The Journal of Morgan Drythur February 13th

  • * * I awake to the slow steady pace of Alice walking back. I am laying on her back, my muzzle buried in her shoulder blades. I must have nodded off. It does not surprise me, Alice is quite good at tiring me out. She is taking me home. Alice slowly picks her way across the forest floor, neither going slowly, nor quickly. That is one thing I have noticed about my lover, she never hurries, and she is always on time. I sit up on her back, my legs straddling her sides, my still moist sex pressed to her spine, riding her. Looking out over her back I can see the cabin, our cabin. Something is wrong. There in the road, some 300 yards from the cabin a cart is laying on its side. The air is heavy with blood. Alice recognizes it immediately, and she stops in mid-step, her furry tentacles bristling in the air. I slide off her back. Even before my paws hit the ground I can hear my Alice's thoughts. She tells the fertilizer to hide itself. She tells me to stay back, to hide as well. I do no listen. My paws seem to carry themselves to our cabin. The door is wide open, a bloody pawprint on the handle.
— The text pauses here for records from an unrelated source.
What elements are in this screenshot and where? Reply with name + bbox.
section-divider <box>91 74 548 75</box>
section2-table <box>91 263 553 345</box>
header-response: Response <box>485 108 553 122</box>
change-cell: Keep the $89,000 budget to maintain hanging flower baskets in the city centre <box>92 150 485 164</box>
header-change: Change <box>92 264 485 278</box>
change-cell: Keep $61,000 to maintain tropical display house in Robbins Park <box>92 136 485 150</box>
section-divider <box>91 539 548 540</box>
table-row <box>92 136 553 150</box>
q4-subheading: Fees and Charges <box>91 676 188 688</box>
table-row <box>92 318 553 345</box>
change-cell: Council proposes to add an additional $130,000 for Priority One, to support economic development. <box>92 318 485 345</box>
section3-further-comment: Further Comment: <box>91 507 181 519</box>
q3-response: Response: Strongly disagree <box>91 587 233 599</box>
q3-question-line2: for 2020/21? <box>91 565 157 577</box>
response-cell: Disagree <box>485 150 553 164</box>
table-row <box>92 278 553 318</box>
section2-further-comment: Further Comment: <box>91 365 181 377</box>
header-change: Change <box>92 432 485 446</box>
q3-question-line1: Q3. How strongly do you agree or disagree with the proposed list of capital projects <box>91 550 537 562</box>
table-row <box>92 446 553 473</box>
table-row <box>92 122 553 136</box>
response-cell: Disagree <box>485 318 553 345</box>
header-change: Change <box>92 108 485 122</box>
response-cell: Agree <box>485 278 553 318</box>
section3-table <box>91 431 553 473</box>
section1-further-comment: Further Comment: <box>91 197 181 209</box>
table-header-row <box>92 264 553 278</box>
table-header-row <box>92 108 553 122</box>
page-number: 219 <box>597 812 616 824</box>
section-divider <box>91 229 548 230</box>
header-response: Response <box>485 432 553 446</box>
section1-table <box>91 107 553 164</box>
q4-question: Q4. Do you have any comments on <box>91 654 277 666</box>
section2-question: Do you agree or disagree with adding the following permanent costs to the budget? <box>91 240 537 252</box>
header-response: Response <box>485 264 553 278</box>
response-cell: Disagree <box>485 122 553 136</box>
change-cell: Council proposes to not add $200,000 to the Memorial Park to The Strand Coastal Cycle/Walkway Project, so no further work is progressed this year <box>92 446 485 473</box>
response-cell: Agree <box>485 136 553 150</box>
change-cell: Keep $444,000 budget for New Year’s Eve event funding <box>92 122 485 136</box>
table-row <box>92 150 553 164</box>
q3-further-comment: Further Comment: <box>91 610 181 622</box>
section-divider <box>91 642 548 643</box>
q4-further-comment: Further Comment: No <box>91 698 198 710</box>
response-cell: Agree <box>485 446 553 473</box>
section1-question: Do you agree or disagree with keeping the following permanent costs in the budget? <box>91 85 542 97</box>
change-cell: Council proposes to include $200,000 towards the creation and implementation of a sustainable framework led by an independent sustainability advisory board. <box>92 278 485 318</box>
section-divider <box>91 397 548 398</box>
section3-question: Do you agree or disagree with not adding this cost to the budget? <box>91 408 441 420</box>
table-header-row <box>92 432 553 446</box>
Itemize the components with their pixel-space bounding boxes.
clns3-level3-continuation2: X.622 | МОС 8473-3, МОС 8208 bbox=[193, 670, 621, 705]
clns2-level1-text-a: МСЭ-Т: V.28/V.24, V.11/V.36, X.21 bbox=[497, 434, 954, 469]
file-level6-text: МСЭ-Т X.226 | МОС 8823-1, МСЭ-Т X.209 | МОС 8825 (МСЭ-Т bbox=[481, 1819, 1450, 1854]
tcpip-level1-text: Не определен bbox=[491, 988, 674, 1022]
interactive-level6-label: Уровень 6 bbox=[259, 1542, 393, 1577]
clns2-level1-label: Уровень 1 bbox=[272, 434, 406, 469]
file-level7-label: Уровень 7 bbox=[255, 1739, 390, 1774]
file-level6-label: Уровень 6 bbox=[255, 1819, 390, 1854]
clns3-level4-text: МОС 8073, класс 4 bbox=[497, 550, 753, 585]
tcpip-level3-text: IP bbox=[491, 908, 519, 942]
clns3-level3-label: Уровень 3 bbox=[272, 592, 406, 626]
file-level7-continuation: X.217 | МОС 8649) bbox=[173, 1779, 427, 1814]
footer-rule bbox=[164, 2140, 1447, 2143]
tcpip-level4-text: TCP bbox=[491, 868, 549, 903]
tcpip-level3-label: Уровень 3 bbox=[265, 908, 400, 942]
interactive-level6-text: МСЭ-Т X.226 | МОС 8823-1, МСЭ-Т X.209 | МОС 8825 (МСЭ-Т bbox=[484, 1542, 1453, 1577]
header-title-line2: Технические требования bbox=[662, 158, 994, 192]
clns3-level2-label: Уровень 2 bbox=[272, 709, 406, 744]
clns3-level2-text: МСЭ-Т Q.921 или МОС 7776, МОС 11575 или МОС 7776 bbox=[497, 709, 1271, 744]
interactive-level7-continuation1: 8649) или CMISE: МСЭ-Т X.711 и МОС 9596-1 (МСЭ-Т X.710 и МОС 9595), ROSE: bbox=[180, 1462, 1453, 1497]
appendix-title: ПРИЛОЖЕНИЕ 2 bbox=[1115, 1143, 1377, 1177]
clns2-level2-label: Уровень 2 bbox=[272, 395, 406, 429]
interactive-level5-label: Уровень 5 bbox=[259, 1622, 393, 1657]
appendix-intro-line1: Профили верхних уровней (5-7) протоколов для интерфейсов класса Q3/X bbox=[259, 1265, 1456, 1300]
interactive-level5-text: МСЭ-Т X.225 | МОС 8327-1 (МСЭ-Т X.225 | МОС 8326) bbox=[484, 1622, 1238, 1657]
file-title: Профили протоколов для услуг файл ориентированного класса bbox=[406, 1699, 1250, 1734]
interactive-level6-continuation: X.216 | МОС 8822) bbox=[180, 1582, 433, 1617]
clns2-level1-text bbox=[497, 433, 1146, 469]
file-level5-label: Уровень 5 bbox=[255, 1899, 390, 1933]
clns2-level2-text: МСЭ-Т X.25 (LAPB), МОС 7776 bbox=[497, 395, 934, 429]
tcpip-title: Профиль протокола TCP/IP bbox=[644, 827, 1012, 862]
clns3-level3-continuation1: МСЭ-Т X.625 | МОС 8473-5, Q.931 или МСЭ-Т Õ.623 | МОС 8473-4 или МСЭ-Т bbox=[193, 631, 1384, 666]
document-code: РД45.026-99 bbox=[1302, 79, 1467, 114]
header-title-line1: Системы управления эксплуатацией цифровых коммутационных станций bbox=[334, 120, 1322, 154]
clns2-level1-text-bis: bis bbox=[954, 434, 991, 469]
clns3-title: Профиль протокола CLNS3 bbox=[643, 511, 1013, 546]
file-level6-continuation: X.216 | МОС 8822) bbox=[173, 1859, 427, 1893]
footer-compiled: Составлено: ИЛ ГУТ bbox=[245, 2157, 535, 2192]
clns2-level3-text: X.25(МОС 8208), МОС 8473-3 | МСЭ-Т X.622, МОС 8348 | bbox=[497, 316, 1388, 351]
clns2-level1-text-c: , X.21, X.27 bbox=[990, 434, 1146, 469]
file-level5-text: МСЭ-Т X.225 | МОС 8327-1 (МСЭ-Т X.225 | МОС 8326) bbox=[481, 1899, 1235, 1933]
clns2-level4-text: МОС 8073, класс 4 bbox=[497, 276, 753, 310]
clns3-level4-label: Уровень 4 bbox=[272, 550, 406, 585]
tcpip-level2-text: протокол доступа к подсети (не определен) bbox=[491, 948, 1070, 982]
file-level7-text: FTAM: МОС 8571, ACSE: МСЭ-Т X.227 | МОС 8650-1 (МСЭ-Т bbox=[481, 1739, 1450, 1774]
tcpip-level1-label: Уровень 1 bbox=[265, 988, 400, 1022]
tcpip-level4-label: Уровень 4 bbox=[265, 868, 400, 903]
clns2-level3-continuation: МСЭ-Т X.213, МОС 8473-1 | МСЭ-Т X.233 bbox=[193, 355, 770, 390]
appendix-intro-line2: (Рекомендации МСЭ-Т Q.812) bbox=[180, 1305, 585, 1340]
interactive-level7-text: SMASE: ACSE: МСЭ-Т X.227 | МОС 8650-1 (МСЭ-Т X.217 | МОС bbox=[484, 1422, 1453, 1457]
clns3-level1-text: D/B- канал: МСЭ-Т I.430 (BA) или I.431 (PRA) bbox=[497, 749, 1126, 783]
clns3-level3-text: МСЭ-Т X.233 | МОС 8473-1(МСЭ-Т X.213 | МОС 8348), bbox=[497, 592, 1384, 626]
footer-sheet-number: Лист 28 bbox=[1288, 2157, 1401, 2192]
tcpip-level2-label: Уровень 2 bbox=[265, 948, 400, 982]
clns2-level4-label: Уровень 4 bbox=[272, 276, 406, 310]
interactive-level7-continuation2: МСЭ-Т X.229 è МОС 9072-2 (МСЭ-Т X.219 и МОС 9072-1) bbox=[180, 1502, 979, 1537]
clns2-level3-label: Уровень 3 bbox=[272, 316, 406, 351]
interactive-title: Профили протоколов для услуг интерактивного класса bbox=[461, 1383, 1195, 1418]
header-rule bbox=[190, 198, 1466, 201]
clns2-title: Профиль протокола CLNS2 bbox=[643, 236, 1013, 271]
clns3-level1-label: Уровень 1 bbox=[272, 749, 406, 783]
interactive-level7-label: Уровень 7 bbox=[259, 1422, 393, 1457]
I feel Alice growling, causing my whole body to vibrate and the fur on my tail to stand even more on end then normal. Inside I can see two furs. I vaguely recognize Mister Numo the old goat who would deliver supplies to the cabin every few weeks. I can barely recognize him underneath the blood and matted fur. Standing over him is a strange fox, one I have never seen before. There is a long knife in his paw. I turn to run but a large badger blocks the entire doorway. I feel his heavy paws press down on my shoulders, holding me in place more surely then any magic. "RUN ALICE," I think as loud as I can.